When it comes to
rail links, I am convinced that better, faster, more reliable links will
encourage a shift from road or air to rail, and are worth doing for that reason
alone. The claim that Wales could lose 21,000 jobs as a result of the
HS2 link from London to Birmingham and points north is a figure which
I’d treat with some caution, though.
As I recall, the
French experience with the TGV services was that demand grew faster, and to a
higher total level, than any of the advance projections suggested; but that the
vast majority of those travelling were doing so for leisure rather than
business purposes. I rather suspect that
the UK
experience will mirror that - if a network is ever actually built.
And that ‘if’ was
my main concern with this story today.
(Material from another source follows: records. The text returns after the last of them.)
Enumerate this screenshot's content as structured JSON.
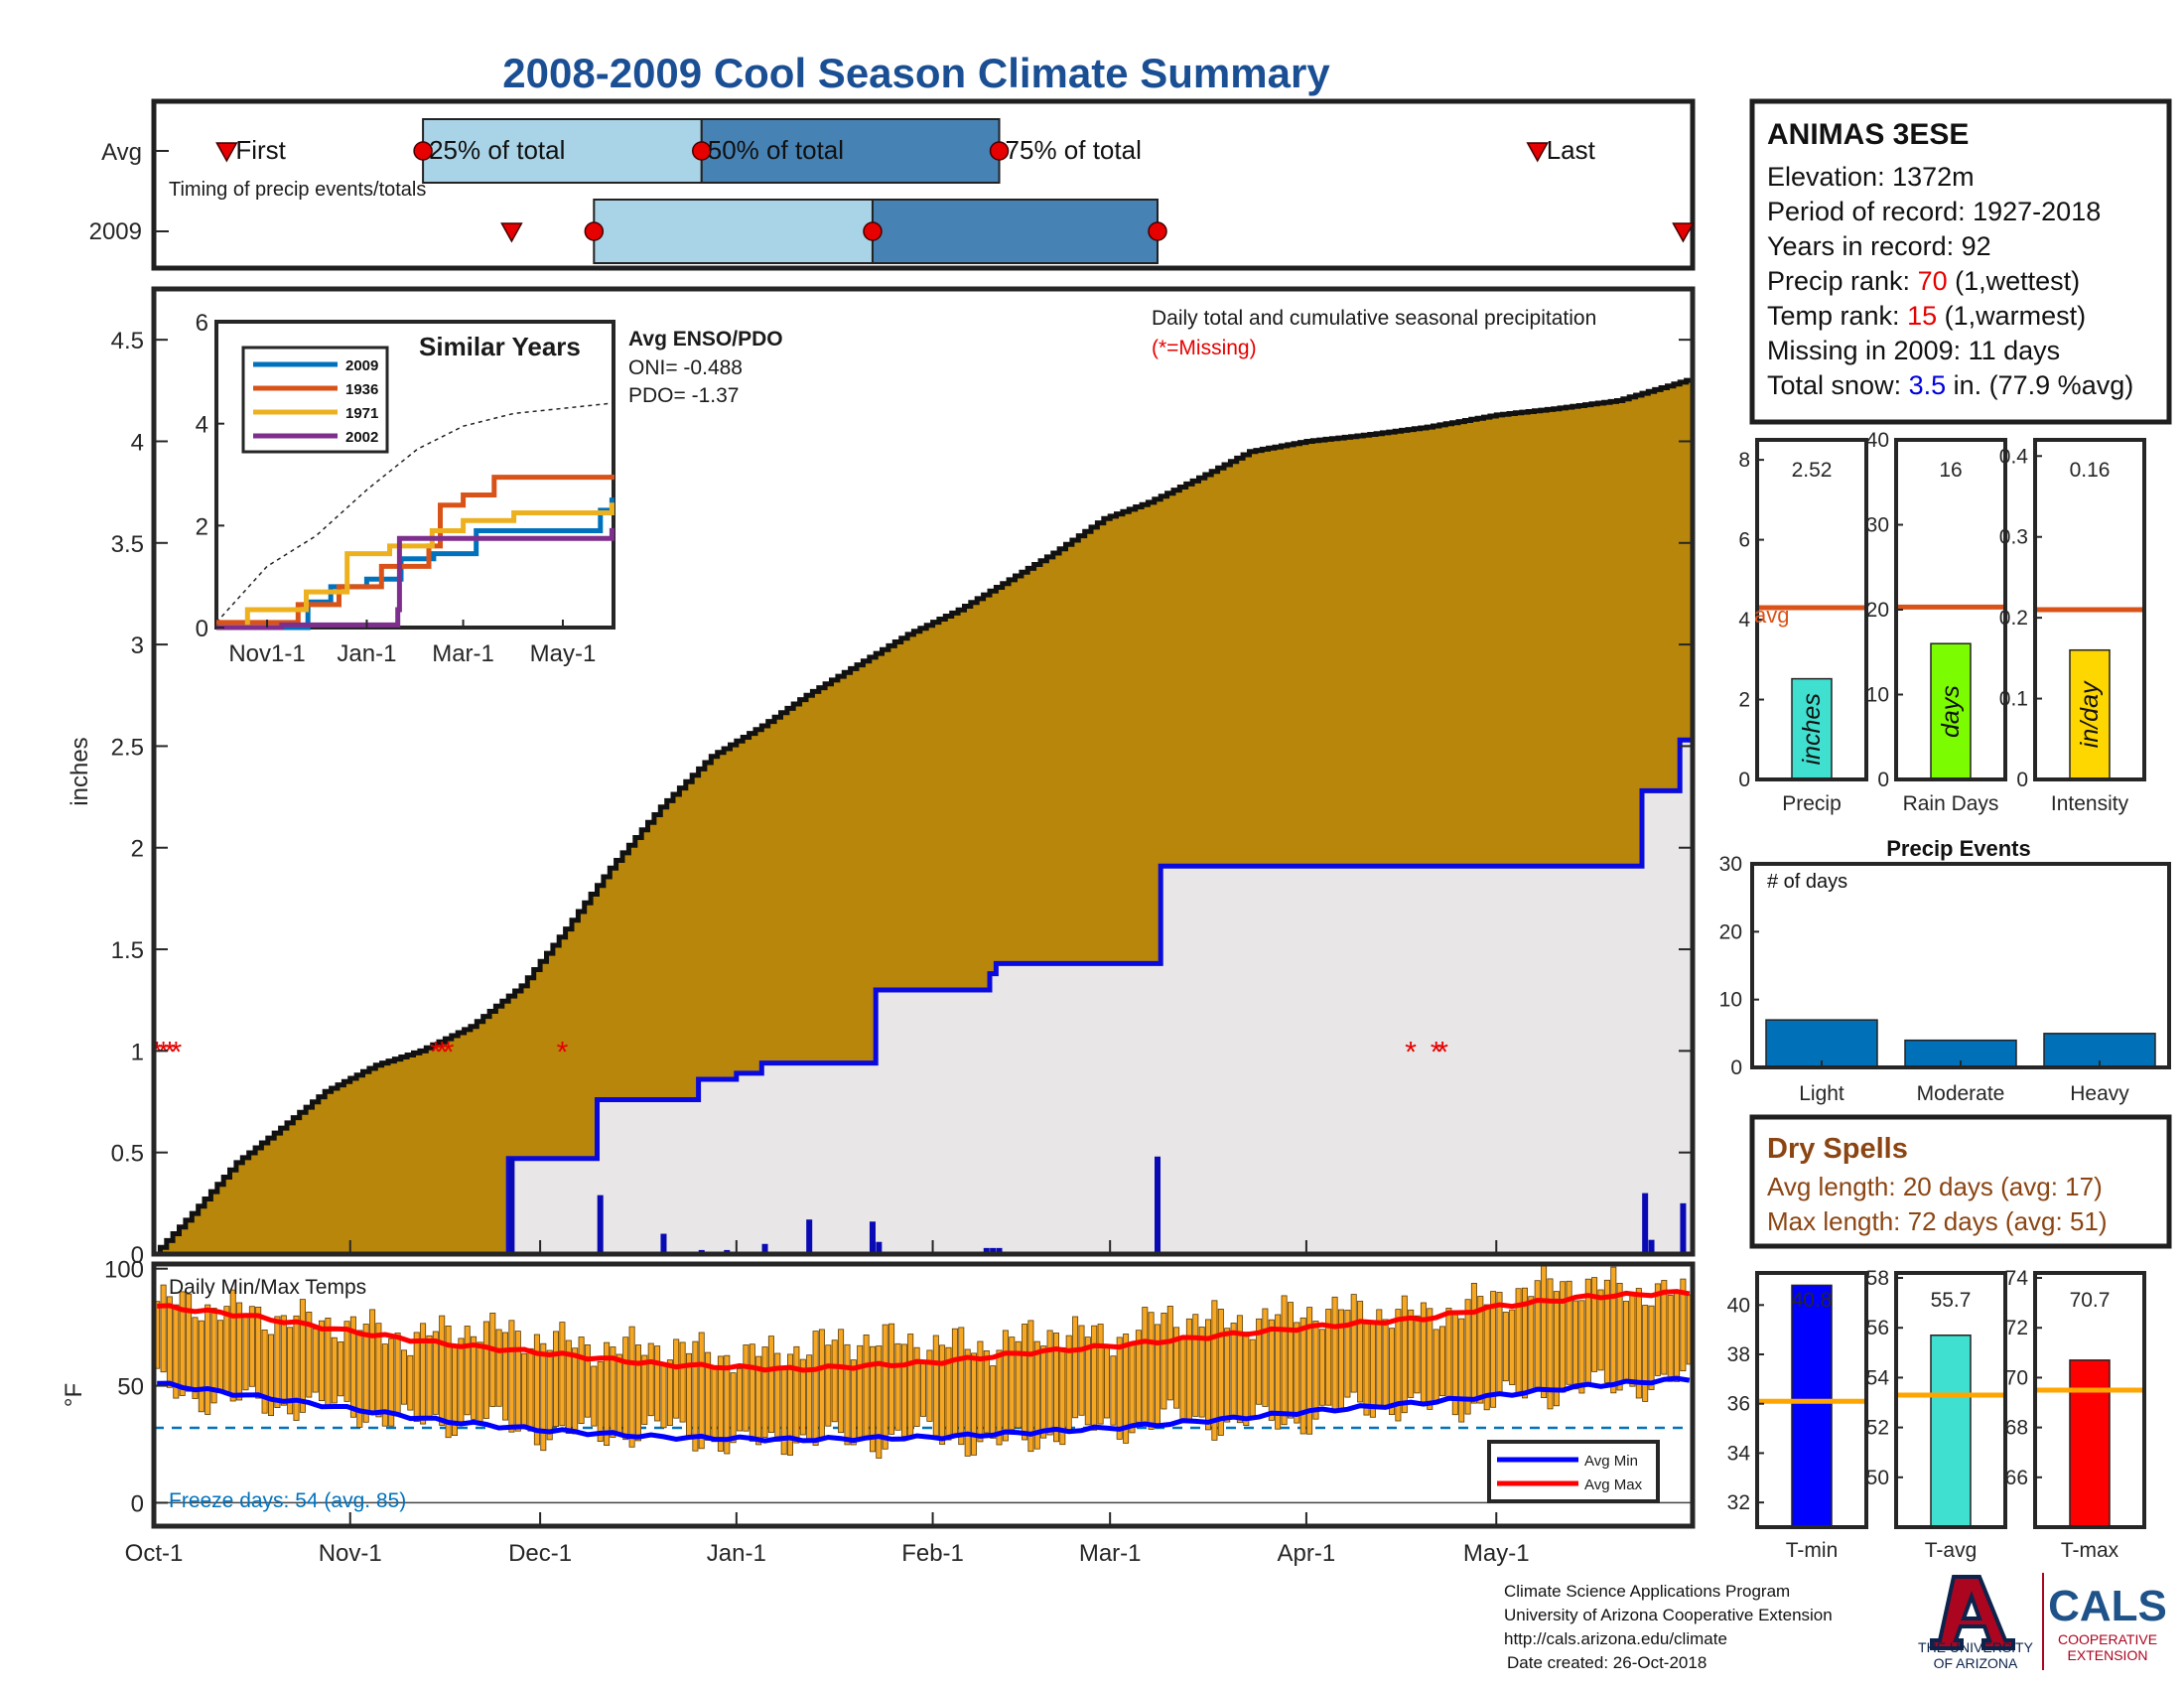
{
  "title": "2008-2009 Cool Season Climate Summary",
  "timing": {
    "row_labels": [
      "Avg",
      "2009"
    ],
    "label_timing": "Timing of precip events/totals",
    "label_first": "First",
    "label_25": "25% of total",
    "label_50": "50% of total",
    "label_75": "75% of total",
    "label_last": "Last",
    "avg": {
      "first": "2008-10-12",
      "p25": "2008-11-12",
      "p50": "2008-12-26",
      "p75": "2009-02-11",
      "last": "2009-05-07"
    },
    "y2009": {
      "first": "2008-11-26",
      "p25": "2008-12-09",
      "p50": "2009-01-22",
      "p75": "2009-03-08",
      "last": "2009-05-30"
    }
  },
  "station": {
    "name": "ANIMAS 3ESE",
    "elevation_text": "Elevation: 1372m",
    "period_text": "Period of record: 1927-2018",
    "years_text": "Years in record: 92",
    "precip_rank_label": "Precip rank: ",
    "precip_rank_value": "70",
    "precip_rank_note": " (1,wettest)",
    "temp_rank_label": "Temp rank: ",
    "temp_rank_value": "15",
    "temp_rank_note": " (1,warmest)",
    "missing_text": "Missing in 2009: 11 days",
    "snow_label": "Total snow: ",
    "snow_value": "3.5",
    "snow_note": " in. (77.9 %avg)"
  },
  "dry_spells": {
    "title": "Dry Spells",
    "avg_text": "Avg length: 20 days (avg: 17)",
    "max_text": "Max length: 72 days (avg: 51)"
  },
  "footer": {
    "line1": "Climate Science Applications Program",
    "line2": "University of Arizona Cooperative Extension",
    "line3": "http://cals.arizona.edu/climate",
    "line4": "Date created: 26-Oct-2018",
    "ua_line1": "THE UNIVERSITY",
    "ua_line2": "OF ARIZONA",
    "cals": "CALS",
    "cals_line1": "COOPERATIVE",
    "cals_line2": "EXTENSION"
  },
  "colors": {
    "title": "#1a4f94",
    "cumulative_fill": "#b8860b",
    "avg_fill": "#e8e6e6",
    "avg_line": "#0a0adc",
    "light_blue": "#a9d3e6",
    "mid_blue": "#4682b4",
    "marker_red": "#e60000",
    "tmin": "#0000ff",
    "tavg": "#40e0d0",
    "tmax": "#ff0000",
    "temp_bar": "#f5a623",
    "avg_ref": "#d95319",
    "freeze_text": "#0072bd"
  },
  "chart_data": [
    {
      "id": "precip-main",
      "type": "area",
      "x_type": "date",
      "ylabel": "inches",
      "ylim": [
        0,
        4.75
      ],
      "yticks": [
        0,
        0.5,
        1,
        1.5,
        2,
        2.5,
        3,
        3.5,
        4,
        4.5
      ],
      "xticks": [
        "Oct-1",
        "Nov-1",
        "Dec-1",
        "Jan-1",
        "Feb-1",
        "Mar-1",
        "Apr-1",
        "May-1"
      ],
      "xtick_dates": [
        "2008-10-01",
        "2008-11-01",
        "2008-12-01",
        "2009-01-01",
        "2009-02-01",
        "2009-03-01",
        "2009-04-01",
        "2009-05-01"
      ],
      "xlim": [
        "2008-10-01",
        "2009-05-31"
      ],
      "annotation": "Daily total and cumulative seasonal precipitation",
      "annotation_missing": "(*=Missing)",
      "avg_cumulative": {
        "name": "Avg cumulative",
        "x": [
          "2008-10-01",
          "2008-10-07",
          "2008-10-14",
          "2008-10-21",
          "2008-10-28",
          "2008-11-05",
          "2008-11-12",
          "2008-11-20",
          "2008-11-28",
          "2008-12-05",
          "2008-12-12",
          "2008-12-20",
          "2008-12-28",
          "2009-01-05",
          "2009-01-12",
          "2009-01-20",
          "2009-01-28",
          "2009-02-05",
          "2009-02-12",
          "2009-02-20",
          "2009-02-28",
          "2009-03-07",
          "2009-03-15",
          "2009-03-23",
          "2009-04-01",
          "2009-04-10",
          "2009-04-20",
          "2009-05-01",
          "2009-05-10",
          "2009-05-20",
          "2009-05-31"
        ],
        "y": [
          0.0,
          0.2,
          0.45,
          0.62,
          0.8,
          0.93,
          1.0,
          1.12,
          1.32,
          1.6,
          1.9,
          2.2,
          2.45,
          2.6,
          2.75,
          2.9,
          3.05,
          3.17,
          3.3,
          3.45,
          3.62,
          3.7,
          3.82,
          3.95,
          4.0,
          4.03,
          4.07,
          4.13,
          4.16,
          4.2,
          4.3
        ]
      },
      "cumulative_2009": {
        "name": "2009 cumulative",
        "x": [
          "2008-10-01",
          "2008-11-25",
          "2008-11-26",
          "2008-12-09",
          "2008-12-10",
          "2008-12-20",
          "2008-12-26",
          "2009-01-01",
          "2009-01-05",
          "2009-01-22",
          "2009-01-23",
          "2009-02-10",
          "2009-02-11",
          "2009-03-08",
          "2009-03-09",
          "2009-05-23",
          "2009-05-24",
          "2009-05-29",
          "2009-05-30",
          "2009-05-31"
        ],
        "y": [
          0.0,
          0.0,
          0.47,
          0.47,
          0.76,
          0.76,
          0.86,
          0.89,
          0.94,
          0.94,
          1.3,
          1.38,
          1.43,
          1.43,
          1.91,
          1.91,
          2.28,
          2.28,
          2.53,
          2.53
        ]
      },
      "daily_2009": {
        "name": "Daily total",
        "dates": [
          "2008-11-26",
          "2008-12-10",
          "2008-12-20",
          "2008-12-26",
          "2008-12-30",
          "2009-01-05",
          "2009-01-12",
          "2009-01-22",
          "2009-01-23",
          "2009-02-09",
          "2009-02-10",
          "2009-02-11",
          "2009-03-08",
          "2009-05-24",
          "2009-05-25",
          "2009-05-30"
        ],
        "values": [
          0.47,
          0.29,
          0.1,
          0.02,
          0.02,
          0.05,
          0.17,
          0.16,
          0.06,
          0.03,
          0.03,
          0.03,
          0.48,
          0.3,
          0.07,
          0.25
        ]
      },
      "missing_days": [
        "2008-10-01",
        "2008-10-02",
        "2008-10-03",
        "2008-10-04",
        "2008-11-14",
        "2008-11-15",
        "2008-11-16",
        "2008-12-04",
        "2009-04-17",
        "2009-04-21",
        "2009-04-22"
      ],
      "inset": {
        "title": "Similar Years",
        "ylim": [
          0,
          6
        ],
        "yticks": [
          0,
          2,
          4,
          6
        ],
        "xticks": [
          "Nov1-1",
          "Jan-1",
          "Mar-1",
          "May-1"
        ],
        "xtick_dates": [
          "2008-11-01",
          "2009-01-01",
          "2009-03-01",
          "2009-05-01"
        ],
        "enso_title": "Avg ENSO/PDO",
        "oni_text": "ONI= -0.488",
        "pdo_text": "PDO= -1.37",
        "avg_line_x": [
          "2008-10-01",
          "2008-11-01",
          "2008-12-01",
          "2009-01-01",
          "2009-02-01",
          "2009-03-01",
          "2009-04-01",
          "2009-05-01",
          "2009-05-31"
        ],
        "avg_line_y": [
          0.1,
          1.2,
          1.8,
          2.7,
          3.5,
          3.95,
          4.2,
          4.3,
          4.4
        ],
        "series": [
          {
            "name": "2009",
            "color": "#0072bd",
            "x": [
              "2008-10-01",
              "2008-11-26",
              "2008-12-10",
              "2009-01-01",
              "2009-01-22",
              "2009-02-11",
              "2009-03-09",
              "2009-05-24",
              "2009-05-31"
            ],
            "y": [
              0.0,
              0.5,
              0.8,
              0.95,
              1.35,
              1.45,
              1.9,
              2.3,
              2.55
            ]
          },
          {
            "name": "1936",
            "color": "#d95319",
            "x": [
              "2008-10-01",
              "2008-11-20",
              "2008-12-15",
              "2009-01-10",
              "2009-02-08",
              "2009-02-15",
              "2009-03-01",
              "2009-03-20",
              "2009-05-31"
            ],
            "y": [
              0.1,
              0.45,
              0.8,
              1.2,
              1.6,
              2.4,
              2.6,
              2.95,
              3.0
            ]
          },
          {
            "name": "1971",
            "color": "#edb120",
            "x": [
              "2008-10-01",
              "2008-10-20",
              "2008-11-25",
              "2008-12-20",
              "2009-01-15",
              "2009-02-10",
              "2009-03-01",
              "2009-04-01",
              "2009-05-31"
            ],
            "y": [
              0.0,
              0.35,
              0.7,
              1.45,
              1.6,
              1.9,
              2.1,
              2.25,
              2.45
            ]
          },
          {
            "name": "2002",
            "color": "#7e2f8e",
            "x": [
              "2008-10-01",
              "2008-11-10",
              "2009-01-20",
              "2009-01-21",
              "2009-05-31"
            ],
            "y": [
              0.0,
              0.05,
              0.35,
              1.75,
              1.95
            ]
          }
        ]
      }
    },
    {
      "id": "temps",
      "type": "bar",
      "x_type": "date",
      "title": "Daily Min/Max Temps",
      "ylabel": "°F",
      "ylim": [
        -10,
        102
      ],
      "yticks": [
        0,
        50,
        100
      ],
      "freeze_line": 32,
      "freeze_text": "Freeze days: 54 (avg. 85)",
      "legend": [
        "Avg Min",
        "Avg Max"
      ],
      "avg_max": {
        "x": [
          "2008-10-01",
          "2008-10-15",
          "2008-11-01",
          "2008-11-15",
          "2008-12-01",
          "2008-12-20",
          "2009-01-10",
          "2009-02-01",
          "2009-02-15",
          "2009-03-01",
          "2009-03-20",
          "2009-04-01",
          "2009-04-20",
          "2009-05-01",
          "2009-05-15",
          "2009-05-31"
        ],
        "y": [
          84,
          80,
          73,
          68,
          64,
          59,
          57,
          60,
          64,
          67,
          72,
          75,
          79,
          84,
          88,
          90
        ]
      },
      "avg_min": {
        "x": [
          "2008-10-01",
          "2008-10-15",
          "2008-11-01",
          "2008-11-15",
          "2008-12-01",
          "2008-12-20",
          "2009-01-10",
          "2009-02-01",
          "2009-02-15",
          "2009-03-01",
          "2009-03-20",
          "2009-04-01",
          "2009-04-20",
          "2009-05-01",
          "2009-05-15",
          "2009-05-31"
        ],
        "y": [
          51,
          46,
          40,
          35,
          31,
          28,
          27,
          28,
          30,
          32,
          36,
          39,
          43,
          46,
          50,
          53
        ]
      },
      "daily_max_anchor_x": [
        "2008-10-01",
        "2008-10-10",
        "2008-10-20",
        "2008-11-01",
        "2008-11-10",
        "2008-11-20",
        "2008-12-01",
        "2008-12-10",
        "2008-12-20",
        "2009-01-01",
        "2009-01-10",
        "2009-01-20",
        "2009-02-01",
        "2009-02-10",
        "2009-02-20",
        "2009-03-01",
        "2009-03-10",
        "2009-03-20",
        "2009-04-01",
        "2009-04-10",
        "2009-04-20",
        "2009-05-01",
        "2009-05-10",
        "2009-05-20",
        "2009-05-31"
      ],
      "daily_max_anchor_y": [
        86,
        84,
        79,
        76,
        70,
        75,
        70,
        66,
        67,
        62,
        66,
        70,
        68,
        67,
        74,
        70,
        80,
        77,
        82,
        82,
        80,
        88,
        94,
        92,
        88
      ],
      "daily_min_anchor_x": [
        "2008-10-01",
        "2008-10-10",
        "2008-10-20",
        "2008-11-01",
        "2008-11-10",
        "2008-11-20",
        "2008-12-01",
        "2008-12-10",
        "2008-12-20",
        "2009-01-01",
        "2009-01-10",
        "2009-01-20",
        "2009-02-01",
        "2009-02-10",
        "2009-02-20",
        "2009-03-01",
        "2009-03-10",
        "2009-03-20",
        "2009-04-01",
        "2009-04-10",
        "2009-04-20",
        "2009-05-01",
        "2009-05-10",
        "2009-05-20",
        "2009-05-31"
      ],
      "daily_min_anchor_y": [
        50,
        44,
        42,
        40,
        34,
        36,
        30,
        29,
        32,
        24,
        28,
        26,
        30,
        24,
        30,
        32,
        36,
        34,
        36,
        42,
        40,
        44,
        48,
        50,
        52
      ]
    },
    {
      "id": "precip-stats",
      "type": "bar",
      "panels": [
        {
          "category": "Precip",
          "value": 2.52,
          "value_text": "2.52",
          "bar_label": "inches",
          "avg": 4.3,
          "avg_label": "avg",
          "ylim": [
            0,
            8.5
          ],
          "yticks": [
            0,
            2,
            4,
            6,
            8
          ],
          "color": "#40e0d0"
        },
        {
          "category": "Rain Days",
          "value": 16,
          "value_text": "16",
          "bar_label": "days",
          "avg": 20.3,
          "ylim": [
            0,
            40
          ],
          "yticks": [
            0,
            10,
            20,
            30,
            40
          ],
          "color": "#7cfc00"
        },
        {
          "category": "Intensity",
          "value": 0.16,
          "value_text": "0.16",
          "bar_label": "in/day",
          "avg": 0.21,
          "ylim": [
            0,
            0.42
          ],
          "yticks": [
            0,
            0.1,
            0.2,
            0.3,
            0.4
          ],
          "color": "#ffd700"
        }
      ]
    },
    {
      "id": "precip-events",
      "type": "bar",
      "title": "Precip Events",
      "annotation": "# of days",
      "categories": [
        "Light",
        "Moderate",
        "Heavy"
      ],
      "values": [
        7,
        4,
        5
      ],
      "ylim": [
        0,
        30
      ],
      "yticks": [
        0,
        10,
        20,
        30
      ],
      "color": "#0070b8"
    },
    {
      "id": "temp-stats",
      "type": "bar",
      "panels": [
        {
          "category": "T-min",
          "value": 40.8,
          "value_text": "40.8",
          "avg": 36.1,
          "ylim": [
            31,
            41.3
          ],
          "yticks": [
            32,
            34,
            36,
            38,
            40
          ],
          "color": "#0000ff"
        },
        {
          "category": "T-avg",
          "value": 55.7,
          "value_text": "55.7",
          "avg": 53.3,
          "ylim": [
            48,
            58.2
          ],
          "yticks": [
            50,
            52,
            54,
            56,
            58
          ],
          "color": "#40e0d0"
        },
        {
          "category": "T-max",
          "value": 70.7,
          "value_text": "70.7",
          "avg": 69.5,
          "ylim": [
            64,
            74.2
          ],
          "yticks": [
            66,
            68,
            70,
            72,
            74
          ],
          "color": "#ff0000"
        }
      ]
    }
  ]
}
Although those quoted didn’t actually go
so far as to say it, it almost seemed that they were arguing against building
HS2 at all, because of the possible adverse impact on Wales. It’s a tempting conclusion from a Welsh perspective – but it would be
the wrong one.
The problem with
consideration of high speed lines in the UK is that it’s all being done on such
an ad hoc basis; there is no master plan, no vision for an integrated transport
network linking up major cities across the UK as well as linking with cities on the mainland of Europe. The result is that there is a danger of
pitting areas against each other. There’s
nothing wrong with a bit of lobbying, or even a lot of lobbying, to be first in
the queue; but it rapidly becomes destructive if the queue only has room for one.
I think there are
good arguments for the link to Wales
and the West to come ahead of the northern link, but if we can’t have first
place then it’s better to be arguing for an early extension to the queue than to argue against
the northern link. An excessively negative
approach could simply mean that we’d all lose in the end.